Criminal vs Non-Criminal HIPAA Cases
There is a fine distinction in law between what constitutes a criminal violation and what constitutes a non-criminal (civil) violation. Criminal violations are defined as those which are an offense against the public, society, or state – even if the immediate victim is an individual – while civil violations are those which constitute an injury to an individual or other private party (i.e., a business).
In the context of who enforces HIPAA privacy provisions in non-criminal cases, this has been explained above.
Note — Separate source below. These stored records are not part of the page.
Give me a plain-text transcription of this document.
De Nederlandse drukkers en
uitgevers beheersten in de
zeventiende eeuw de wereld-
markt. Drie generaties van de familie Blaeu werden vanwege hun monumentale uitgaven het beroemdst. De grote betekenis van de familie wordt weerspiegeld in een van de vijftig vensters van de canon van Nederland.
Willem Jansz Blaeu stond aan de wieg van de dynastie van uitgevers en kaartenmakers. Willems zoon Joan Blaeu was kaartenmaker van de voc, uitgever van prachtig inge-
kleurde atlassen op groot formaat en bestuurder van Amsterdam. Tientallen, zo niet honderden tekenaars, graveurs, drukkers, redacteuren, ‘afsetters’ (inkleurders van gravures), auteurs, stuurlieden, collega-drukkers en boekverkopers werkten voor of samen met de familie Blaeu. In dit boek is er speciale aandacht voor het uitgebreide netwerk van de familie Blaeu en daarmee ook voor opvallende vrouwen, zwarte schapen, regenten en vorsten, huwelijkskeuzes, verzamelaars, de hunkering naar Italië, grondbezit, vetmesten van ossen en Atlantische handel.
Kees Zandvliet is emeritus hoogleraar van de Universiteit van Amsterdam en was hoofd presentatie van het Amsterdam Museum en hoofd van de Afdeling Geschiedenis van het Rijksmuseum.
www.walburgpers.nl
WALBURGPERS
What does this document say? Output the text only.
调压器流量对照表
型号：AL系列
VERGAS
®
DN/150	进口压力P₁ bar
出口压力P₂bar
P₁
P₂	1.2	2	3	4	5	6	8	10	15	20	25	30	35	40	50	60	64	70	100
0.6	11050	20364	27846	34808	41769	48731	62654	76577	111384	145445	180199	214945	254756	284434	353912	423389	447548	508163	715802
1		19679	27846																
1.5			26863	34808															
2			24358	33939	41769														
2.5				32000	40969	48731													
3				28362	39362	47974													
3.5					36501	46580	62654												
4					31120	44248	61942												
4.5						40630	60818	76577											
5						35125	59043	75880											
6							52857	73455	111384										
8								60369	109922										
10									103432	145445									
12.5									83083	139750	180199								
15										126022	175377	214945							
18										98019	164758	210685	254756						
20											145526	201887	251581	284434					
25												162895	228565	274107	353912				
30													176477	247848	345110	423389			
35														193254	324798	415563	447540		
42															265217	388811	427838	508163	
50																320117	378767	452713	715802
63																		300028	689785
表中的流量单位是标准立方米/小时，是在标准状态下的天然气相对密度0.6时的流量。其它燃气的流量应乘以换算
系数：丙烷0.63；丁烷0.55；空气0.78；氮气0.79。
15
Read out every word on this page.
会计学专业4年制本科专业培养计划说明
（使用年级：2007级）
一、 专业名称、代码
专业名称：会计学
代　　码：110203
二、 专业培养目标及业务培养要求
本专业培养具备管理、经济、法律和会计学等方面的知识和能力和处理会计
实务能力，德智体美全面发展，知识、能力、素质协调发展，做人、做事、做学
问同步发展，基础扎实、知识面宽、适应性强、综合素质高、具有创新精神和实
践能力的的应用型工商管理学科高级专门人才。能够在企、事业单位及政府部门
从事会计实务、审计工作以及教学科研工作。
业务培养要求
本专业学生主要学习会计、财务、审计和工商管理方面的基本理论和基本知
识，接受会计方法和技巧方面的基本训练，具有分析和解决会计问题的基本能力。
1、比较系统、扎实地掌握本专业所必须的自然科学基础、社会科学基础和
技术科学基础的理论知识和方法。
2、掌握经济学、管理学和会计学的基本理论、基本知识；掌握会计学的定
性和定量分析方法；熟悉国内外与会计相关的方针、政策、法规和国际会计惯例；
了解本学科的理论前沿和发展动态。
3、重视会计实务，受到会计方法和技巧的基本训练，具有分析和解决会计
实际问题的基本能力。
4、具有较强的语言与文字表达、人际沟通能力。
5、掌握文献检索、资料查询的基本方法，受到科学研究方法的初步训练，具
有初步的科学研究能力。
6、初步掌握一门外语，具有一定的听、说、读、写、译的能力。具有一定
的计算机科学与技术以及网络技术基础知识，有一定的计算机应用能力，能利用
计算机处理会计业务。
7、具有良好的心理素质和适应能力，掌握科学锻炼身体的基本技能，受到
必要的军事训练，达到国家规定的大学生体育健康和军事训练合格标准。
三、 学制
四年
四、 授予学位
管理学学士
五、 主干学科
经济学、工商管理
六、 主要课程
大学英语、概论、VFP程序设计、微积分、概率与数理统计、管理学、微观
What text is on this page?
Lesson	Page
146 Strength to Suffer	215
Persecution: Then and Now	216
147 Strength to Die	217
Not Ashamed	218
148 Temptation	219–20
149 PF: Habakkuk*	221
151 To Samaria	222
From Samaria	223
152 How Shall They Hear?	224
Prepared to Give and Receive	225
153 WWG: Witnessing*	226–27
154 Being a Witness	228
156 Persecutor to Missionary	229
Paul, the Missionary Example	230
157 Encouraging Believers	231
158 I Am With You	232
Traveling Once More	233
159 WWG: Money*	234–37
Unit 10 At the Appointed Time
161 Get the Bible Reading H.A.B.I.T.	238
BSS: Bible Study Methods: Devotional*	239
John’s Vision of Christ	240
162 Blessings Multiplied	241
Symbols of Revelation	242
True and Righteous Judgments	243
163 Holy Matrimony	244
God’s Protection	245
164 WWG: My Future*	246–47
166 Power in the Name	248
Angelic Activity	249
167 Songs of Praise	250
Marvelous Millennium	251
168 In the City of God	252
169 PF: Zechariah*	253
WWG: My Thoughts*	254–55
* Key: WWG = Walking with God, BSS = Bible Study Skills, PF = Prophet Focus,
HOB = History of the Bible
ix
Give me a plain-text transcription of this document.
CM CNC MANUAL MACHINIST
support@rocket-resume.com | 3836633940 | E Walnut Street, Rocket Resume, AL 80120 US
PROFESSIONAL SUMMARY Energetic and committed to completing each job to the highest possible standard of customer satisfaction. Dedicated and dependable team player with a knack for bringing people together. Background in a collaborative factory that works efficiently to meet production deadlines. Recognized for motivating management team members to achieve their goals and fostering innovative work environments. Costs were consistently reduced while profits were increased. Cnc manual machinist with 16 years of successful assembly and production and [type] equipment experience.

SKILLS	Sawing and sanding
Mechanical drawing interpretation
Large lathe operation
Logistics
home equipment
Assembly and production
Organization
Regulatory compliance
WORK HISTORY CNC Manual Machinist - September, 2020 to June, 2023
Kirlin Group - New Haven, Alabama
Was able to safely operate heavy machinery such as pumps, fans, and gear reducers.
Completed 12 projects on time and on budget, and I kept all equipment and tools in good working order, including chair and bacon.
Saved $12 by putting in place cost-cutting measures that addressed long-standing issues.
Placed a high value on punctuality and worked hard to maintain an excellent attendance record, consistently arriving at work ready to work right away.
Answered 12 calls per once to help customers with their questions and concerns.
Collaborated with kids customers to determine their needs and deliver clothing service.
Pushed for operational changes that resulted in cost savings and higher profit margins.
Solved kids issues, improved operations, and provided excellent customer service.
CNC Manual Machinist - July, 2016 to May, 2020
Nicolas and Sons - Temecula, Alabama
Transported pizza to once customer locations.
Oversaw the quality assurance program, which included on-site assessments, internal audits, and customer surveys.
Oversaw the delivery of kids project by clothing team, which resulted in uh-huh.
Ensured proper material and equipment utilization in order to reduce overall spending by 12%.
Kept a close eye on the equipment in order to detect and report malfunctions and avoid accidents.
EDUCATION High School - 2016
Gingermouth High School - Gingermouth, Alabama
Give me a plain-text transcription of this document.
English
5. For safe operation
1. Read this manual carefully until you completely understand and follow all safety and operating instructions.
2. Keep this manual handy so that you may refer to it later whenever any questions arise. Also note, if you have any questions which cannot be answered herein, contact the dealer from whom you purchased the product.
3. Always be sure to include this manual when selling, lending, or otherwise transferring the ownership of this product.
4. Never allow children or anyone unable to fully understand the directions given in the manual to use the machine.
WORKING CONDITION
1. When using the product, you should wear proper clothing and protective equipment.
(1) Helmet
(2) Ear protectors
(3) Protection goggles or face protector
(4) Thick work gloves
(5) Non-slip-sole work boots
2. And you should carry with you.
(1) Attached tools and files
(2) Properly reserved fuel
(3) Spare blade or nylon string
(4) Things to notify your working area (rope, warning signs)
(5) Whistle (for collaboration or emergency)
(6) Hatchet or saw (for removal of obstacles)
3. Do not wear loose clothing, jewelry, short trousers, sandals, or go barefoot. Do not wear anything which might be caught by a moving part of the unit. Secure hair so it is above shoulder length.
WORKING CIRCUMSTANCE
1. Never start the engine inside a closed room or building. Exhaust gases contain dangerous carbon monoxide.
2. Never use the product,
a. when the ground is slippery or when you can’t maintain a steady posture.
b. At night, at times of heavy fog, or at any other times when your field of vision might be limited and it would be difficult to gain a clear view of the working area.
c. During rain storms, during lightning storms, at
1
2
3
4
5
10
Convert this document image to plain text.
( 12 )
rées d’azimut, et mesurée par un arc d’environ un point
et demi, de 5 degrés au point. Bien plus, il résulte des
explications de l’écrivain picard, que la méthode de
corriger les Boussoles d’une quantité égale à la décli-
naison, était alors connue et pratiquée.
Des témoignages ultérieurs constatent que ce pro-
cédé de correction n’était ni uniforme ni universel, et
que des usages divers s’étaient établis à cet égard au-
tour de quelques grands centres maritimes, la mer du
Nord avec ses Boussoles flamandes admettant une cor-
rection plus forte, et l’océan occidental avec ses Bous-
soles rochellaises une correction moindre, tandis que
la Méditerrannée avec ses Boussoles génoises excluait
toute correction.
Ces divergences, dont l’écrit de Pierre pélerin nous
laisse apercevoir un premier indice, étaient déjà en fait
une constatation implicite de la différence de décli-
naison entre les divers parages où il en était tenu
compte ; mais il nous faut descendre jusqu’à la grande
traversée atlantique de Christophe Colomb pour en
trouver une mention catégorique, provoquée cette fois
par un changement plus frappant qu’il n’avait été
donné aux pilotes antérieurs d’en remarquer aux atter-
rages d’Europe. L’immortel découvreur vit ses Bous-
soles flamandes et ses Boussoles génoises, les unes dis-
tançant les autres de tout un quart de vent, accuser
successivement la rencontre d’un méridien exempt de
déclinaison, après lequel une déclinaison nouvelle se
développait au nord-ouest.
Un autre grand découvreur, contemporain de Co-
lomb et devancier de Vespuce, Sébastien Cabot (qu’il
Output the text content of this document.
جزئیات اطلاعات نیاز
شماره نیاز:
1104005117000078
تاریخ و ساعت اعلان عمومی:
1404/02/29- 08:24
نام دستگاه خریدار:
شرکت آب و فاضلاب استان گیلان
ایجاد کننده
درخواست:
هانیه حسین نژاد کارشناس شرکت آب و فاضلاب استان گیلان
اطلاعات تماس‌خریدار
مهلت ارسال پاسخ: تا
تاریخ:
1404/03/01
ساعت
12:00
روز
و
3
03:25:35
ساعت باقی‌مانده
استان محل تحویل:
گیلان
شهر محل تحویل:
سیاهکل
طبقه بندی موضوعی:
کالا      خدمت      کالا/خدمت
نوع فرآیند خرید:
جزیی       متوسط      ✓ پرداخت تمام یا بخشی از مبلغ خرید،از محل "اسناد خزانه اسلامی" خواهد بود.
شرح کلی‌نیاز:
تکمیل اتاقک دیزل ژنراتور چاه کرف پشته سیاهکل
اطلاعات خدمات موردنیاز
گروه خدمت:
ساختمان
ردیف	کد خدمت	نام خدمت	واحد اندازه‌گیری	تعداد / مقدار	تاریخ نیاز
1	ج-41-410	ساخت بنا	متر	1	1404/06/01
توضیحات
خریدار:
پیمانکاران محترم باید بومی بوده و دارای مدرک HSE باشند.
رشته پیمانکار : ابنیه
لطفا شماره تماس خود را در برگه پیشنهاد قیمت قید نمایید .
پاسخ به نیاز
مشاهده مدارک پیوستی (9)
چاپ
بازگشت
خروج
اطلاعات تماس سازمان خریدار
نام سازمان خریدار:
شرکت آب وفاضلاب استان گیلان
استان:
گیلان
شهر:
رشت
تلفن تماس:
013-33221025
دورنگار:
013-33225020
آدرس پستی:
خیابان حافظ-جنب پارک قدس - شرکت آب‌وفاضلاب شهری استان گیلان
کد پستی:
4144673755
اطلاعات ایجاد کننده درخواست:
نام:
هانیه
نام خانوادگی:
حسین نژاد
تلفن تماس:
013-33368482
Criminal violations of HIPAA only occur when there has been a violation of 42 U.S.C. 1320d-6 – the Wrongful Disclosure of Individually Identifiable Health Information.
In most criminal cases, complaints are made to HHS´ Office for Civil Rights and State Attorneys General then referred to the Department of Justice by an enforcement agency – either HHS´ Office for Civil Rights, a state Attorney General, or a local law enforcement agency that has been notified of a criminal violation by a Covered Entity or Business Associate.
In order for a prosecution for a criminal violation of HIPAA to be successful, it has to be shown an individual or business knowingly and impermissibly obtained or disclosed PHI for commercial advantage, personal gain, or malicious harm – even if the final criminal act was committed by a third party.
However, prosecutions for a criminal violation of HIPAA are relatively rare; and Covered Entities and Business Associates should be more alert to civil violations of HIPAA and conscious of who enforces HIPAA privacy provisions in non-criminal cases.